Scientists found drug-resistant bacteria being carried in the noses of industrial livestock workers in the US.
Compared with colleagues working on non-intensive farms, they were twice as likely to have multidrug-resistant strains of staphylococcus aureus bacteria.
Among the strains was methicillin-resistant S. aureus (MRSA), which causes potentially fatal infections.
The factory farms, which are common in the US, confined animals in large buildings and used antibiotics to promote their growth.
In contrast, the non-industrial farms reared animals without the use of antibiotics, typically outdoors on pasture.
Researchers carried out interviews with workers at both types of farm in North Carolina. Nose swabs were also collected and analysed for signs of bacteria.
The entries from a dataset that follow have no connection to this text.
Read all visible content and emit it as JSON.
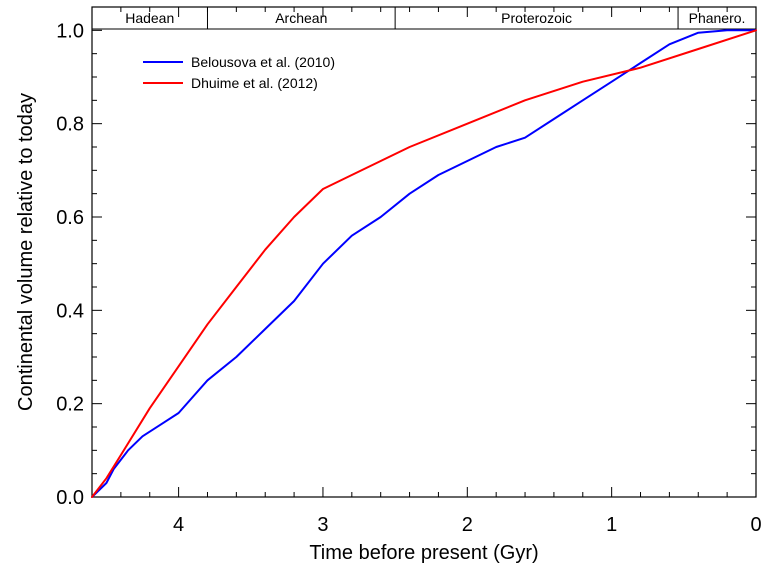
{
  "chart_data": {
    "type": "line",
    "xlabel": "Time before present  (Gyr)",
    "ylabel": "Continental volume relative to today",
    "xlim": [
      4.6,
      0
    ],
    "ylim": [
      0,
      1.05
    ],
    "x_ticks": [
      "4",
      "3",
      "2",
      "1",
      "0"
    ],
    "y_ticks": [
      "0.0",
      "0.2",
      "0.4",
      "0.6",
      "0.8",
      "1.0"
    ],
    "eras": [
      {
        "label": "Hadean",
        "from": 4.6,
        "to": 3.8
      },
      {
        "label": "Archean",
        "from": 3.8,
        "to": 2.5
      },
      {
        "label": "Proterozoic",
        "from": 2.5,
        "to": 0.54
      },
      {
        "label": "Phanero.",
        "from": 0.54,
        "to": 0
      }
    ],
    "legend_position": "top-left",
    "grid": false,
    "series": [
      {
        "name": "Belousova et al. (2010)",
        "color": "#0000ff",
        "points": [
          [
            4.6,
            0.0
          ],
          [
            4.5,
            0.03
          ],
          [
            4.45,
            0.06
          ],
          [
            4.35,
            0.1
          ],
          [
            4.25,
            0.13
          ],
          [
            4.1,
            0.16
          ],
          [
            4.0,
            0.18
          ],
          [
            3.8,
            0.25
          ],
          [
            3.6,
            0.3
          ],
          [
            3.4,
            0.36
          ],
          [
            3.2,
            0.42
          ],
          [
            3.0,
            0.5
          ],
          [
            2.8,
            0.56
          ],
          [
            2.6,
            0.6
          ],
          [
            2.4,
            0.65
          ],
          [
            2.2,
            0.69
          ],
          [
            2.0,
            0.72
          ],
          [
            1.8,
            0.75
          ],
          [
            1.6,
            0.77
          ],
          [
            1.4,
            0.81
          ],
          [
            1.2,
            0.85
          ],
          [
            1.0,
            0.89
          ],
          [
            0.8,
            0.93
          ],
          [
            0.6,
            0.97
          ],
          [
            0.4,
            0.995
          ],
          [
            0.2,
            1.0
          ],
          [
            0.0,
            1.0
          ]
        ]
      },
      {
        "name": "Dhuime et al. (2012)",
        "color": "#ff0000",
        "points": [
          [
            4.6,
            0.0
          ],
          [
            4.5,
            0.04
          ],
          [
            4.4,
            0.09
          ],
          [
            4.2,
            0.19
          ],
          [
            4.0,
            0.28
          ],
          [
            3.8,
            0.37
          ],
          [
            3.6,
            0.45
          ],
          [
            3.4,
            0.53
          ],
          [
            3.2,
            0.6
          ],
          [
            3.0,
            0.66
          ],
          [
            2.8,
            0.69
          ],
          [
            2.6,
            0.72
          ],
          [
            2.4,
            0.75
          ],
          [
            2.0,
            0.8
          ],
          [
            1.6,
            0.85
          ],
          [
            1.2,
            0.89
          ],
          [
            0.8,
            0.92
          ],
          [
            0.4,
            0.96
          ],
          [
            0.0,
            1.0
          ]
        ]
      }
    ]
  }
}
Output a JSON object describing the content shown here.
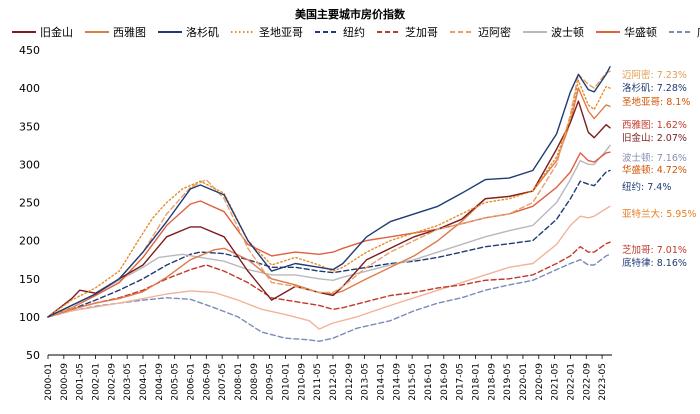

Genetic markers showed that many of the bugs found originated in livestock. This study shows that these livestock-associated strains are present among workers at industrial livestock operations and that these strains are resistant not just to methicillin but to multiple antibiotics, including antibiotics that are used to treat human infections," said study leader Dr Christopher Heaney, from the Johns Hopkins Bloomberg School of Public Health in Baltimore.
At the time of the study, the bacteria were not making the workers ill. Many healthy people carry staphylococcus without coming to any harm. But when the drug-resistant bugs do cause an infection, they can be hard to treat. The research is in the online journal 'Public Library of Science ONE'.